20 Sep 2023
by Professor Ralph Rayner

Oceans of Knowledge 2023 - Beyond Net Zero: The Role of the Ocean in Climate Repair

Professor Ralph Rayner, FIMarEST, co-chair of the IMarEST Operational Oceanography Special Interest Group looks forward to the forthcoming Beyond Net Zero: The role of the ocean in climate repair conference taking place on 18 October at the Institute of Physics, London.  

For this year’s Oceans of Knowledge conference, the focus is on the role of the ocean in climate repair.  This theme builds on the last conference in 2021, which also dealt with challenges at the ocean-climate nexus. 

As greenhouse gas concentrations in the atmosphere continue to rise, we have reached a crisis point for which there is no single solution. Stabilising and then reducing greenhouse gas emissions is an essential part of the solution, but that alone will not be enough. We must also look beyond net zero, to options for removing excess greenhouse gases from the atmosphere and ensuring their long-term sequestration.  Restoration of natural systems and engineered methods of removal have the potential to make important contributions to this goal. They represent the only way to move beyond net zero in human timescales.  Ocean-based methods could play a vital role. 

The only way we will constrain global warming to a level that does not pose enormous risks to society is by using all the tools available for managing greenhouse gas concentrations in the atmosphere. 

There is a moral hazard concerning whether adopting nature-based and geoengineered means of carbon dioxide removal gives license to continue supplying and burning fossil fuels. Ensuring they do not give such license is a political and regulatory challenge.  At the Beyond Net Zero: The role of the ocean in climate repair conference we want to put aside this legitimate concern and concentrate on giving those attending an opportunity to better understand the role ocean based carbon dioxide removal might play in our response to the climate challenge.  We want delegates to leave the conference with an understanding of what we need to know in order to best evaluate the potential of different approaches, leading to informed decisions about their development, testing, scaling and regulation. 

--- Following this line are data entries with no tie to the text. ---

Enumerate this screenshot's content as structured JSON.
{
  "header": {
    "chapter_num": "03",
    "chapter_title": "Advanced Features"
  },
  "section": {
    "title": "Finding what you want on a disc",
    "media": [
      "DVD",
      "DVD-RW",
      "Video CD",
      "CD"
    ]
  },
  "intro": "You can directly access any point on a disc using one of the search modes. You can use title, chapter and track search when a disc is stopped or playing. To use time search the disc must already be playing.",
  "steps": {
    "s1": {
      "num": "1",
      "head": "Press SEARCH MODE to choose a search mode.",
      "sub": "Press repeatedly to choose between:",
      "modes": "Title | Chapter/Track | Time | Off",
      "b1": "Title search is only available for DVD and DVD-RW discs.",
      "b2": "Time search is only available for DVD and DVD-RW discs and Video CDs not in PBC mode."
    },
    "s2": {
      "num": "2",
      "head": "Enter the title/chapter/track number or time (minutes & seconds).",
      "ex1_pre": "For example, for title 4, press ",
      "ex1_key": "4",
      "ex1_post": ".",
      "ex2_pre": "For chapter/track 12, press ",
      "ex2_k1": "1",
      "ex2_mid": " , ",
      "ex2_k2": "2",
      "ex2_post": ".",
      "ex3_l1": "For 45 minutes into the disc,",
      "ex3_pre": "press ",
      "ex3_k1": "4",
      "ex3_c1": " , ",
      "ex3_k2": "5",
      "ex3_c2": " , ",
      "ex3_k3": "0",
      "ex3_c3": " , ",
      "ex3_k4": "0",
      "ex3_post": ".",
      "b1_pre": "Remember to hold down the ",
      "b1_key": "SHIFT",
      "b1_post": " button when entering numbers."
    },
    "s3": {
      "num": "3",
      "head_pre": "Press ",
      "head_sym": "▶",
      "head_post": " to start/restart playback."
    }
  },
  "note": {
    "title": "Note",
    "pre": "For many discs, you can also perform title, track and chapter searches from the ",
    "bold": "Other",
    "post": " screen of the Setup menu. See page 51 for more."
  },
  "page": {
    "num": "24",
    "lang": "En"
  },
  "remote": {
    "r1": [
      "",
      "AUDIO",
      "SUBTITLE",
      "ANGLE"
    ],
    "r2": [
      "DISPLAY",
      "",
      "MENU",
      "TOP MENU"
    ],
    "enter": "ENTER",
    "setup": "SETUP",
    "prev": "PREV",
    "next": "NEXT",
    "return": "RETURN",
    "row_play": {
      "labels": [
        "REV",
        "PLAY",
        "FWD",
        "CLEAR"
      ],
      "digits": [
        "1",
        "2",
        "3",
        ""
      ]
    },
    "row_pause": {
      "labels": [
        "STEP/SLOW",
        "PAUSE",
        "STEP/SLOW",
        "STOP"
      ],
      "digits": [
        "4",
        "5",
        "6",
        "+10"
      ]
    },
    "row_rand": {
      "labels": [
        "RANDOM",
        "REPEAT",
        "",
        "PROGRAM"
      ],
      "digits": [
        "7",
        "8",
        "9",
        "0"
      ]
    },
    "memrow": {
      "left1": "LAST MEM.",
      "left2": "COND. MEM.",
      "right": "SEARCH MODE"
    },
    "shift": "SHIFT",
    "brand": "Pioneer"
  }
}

The conference will bring together those concerned with monitoring, reporting and verifying marine carbon dioxide removal with those who are developing methods of removal. I am pleased that the conference organising committee have been able to assemble leading speakers on all of these topics and more.  

Unless we rapidly evaluate the options for carbon dioxide removal, it will not be possible to consider scaling them to the point where they can make a difference quickly enough. It took the offshore oil and gas industry more than thirty years to develop the capacity to extract large quantities of oil and gas from below the ocean – we cannot afford to wait this long to be able to meet the challenge of removing the greenhouse gases which are a consequence of their combustion. 

At the very least we must start doing the experiments to evaluate which techniques work best and pose least environmental risk, what we would need to do to scale them and to monitor, regulate and verify their use. 

The conference is purposefully a collaborative effort between a diverse group of partners and supporters. Climate change is a societal challenge that is so big and so pressing that it transcends the purview of a single organisation. We cannot afford to treat it parochially, either nationally or organisationally. To succeed in the delivery of solutions to this existential challenge demands a collective endeavour.